5. The two most frequent resolutions that came up from the caucuses: Get out of Iraq now, and Impeach Bush. (Lots of cheers when these results were announced!) I thought, WOW, we're more progressive here than I thought. But then I realized that we were a self-selected group of extremely devoted Dems and it wasn't that surprising.
6. Resolutions from the caucuses had been sorted by topic, cleaned up, organized and printed by the Resolutions committee in the convention handbook and posted on the party website ahead of time so folks could review them. Similar ones had been combined so we only had ONE HUNDRED FIFTY to review (daunting in itself!).
7. We went thru the resolutions by topic. So, for example on Environment, there were ten suggested resolutions. All were considered agreeable UNLESS someone voiced an objection - and if you objected to one, you'd say "I object to #7 because it is too vague (or worded poorly, or whatever) and if a certain percent of the group seconded that objection it would be put on a list to discuss later. Then we'd vote to accept all but #7 in the Environmental group. We moved thru 150 resolutions very quickly that way. No wordsmithing or discussion here.

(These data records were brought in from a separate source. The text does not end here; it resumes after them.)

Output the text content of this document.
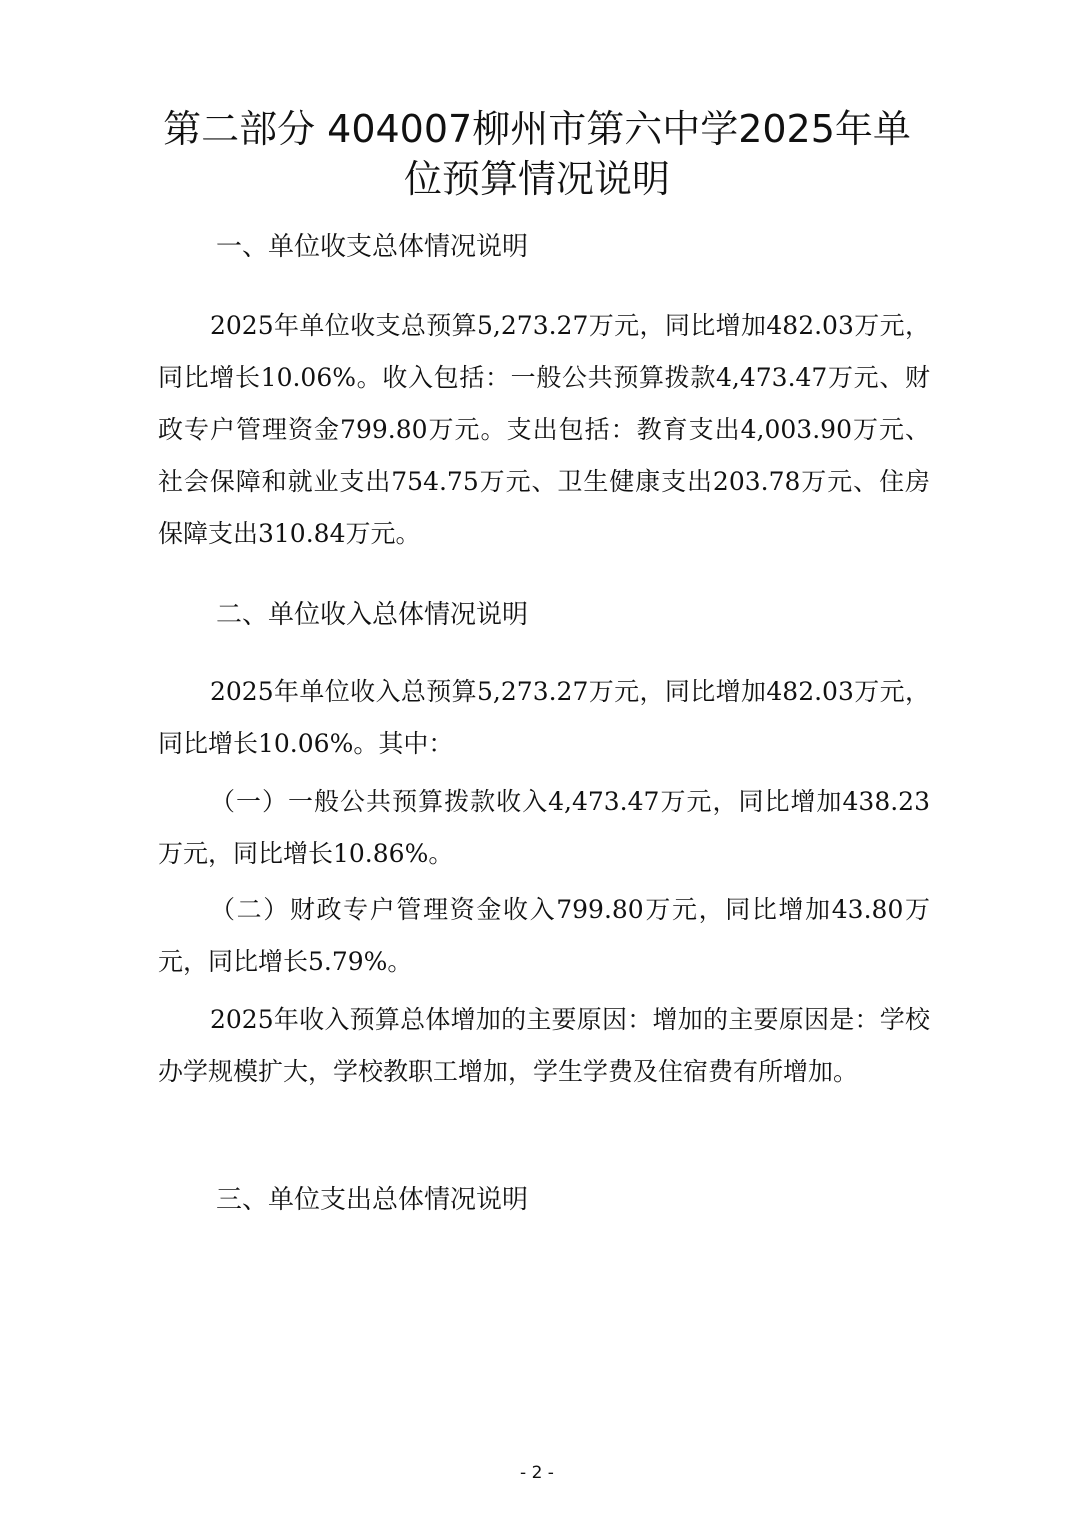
第二部分 404007柳州市第六中学2025年单
位预算情况说明
一、单位收支总体情况说明

2025年单位收支总预算5,273.27万元，同比增加482.03万元，同比增长10.06%。收入包括：一般公共预算拨款4,473.47万元、财政专户管理资金799.80万元。支出包括：教育支出4,003.90万元、社会保障和就业支出754.75万元、卫生健康支出203.78万元、住房保障支出310.84万元。

二、单位收入总体情况说明

2025年单位收入总预算5,273.27万元，同比增加482.03万元，同比增长10.06%。其中：

（一）一般公共预算拨款收入4,473.47万元，同比增加438.23万元，同比增长10.86%。

（二）财政专户管理资金收入799.80万元，同比增加43.80万元，同比增长5.79%。

2025年收入预算总体增加的主要原因：增加的主要原因是：学校办学规模扩大，学校教职工增加，学生学费及住宿费有所增加。

三、单位支出总体情况说明
- 2 -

8. We were surprisingly agreeable. I know getting Dems to agree is like herding cats, but when it came time to fine-tune the objected-to resolutions that had been tabled, the word-smithing went really fast. Only two people were allowed to speak to a change and were limited to one minute. Sometimes a change was a little off and someone would offer a friendly amendment to improve it. Some were just struck wholesale. There were no shouting matches, no hard feelings if a pet resolution went down. Amazing.
I left feeling more hopeful for our local party than I have in years.
Now. What happened at YOUR county convention??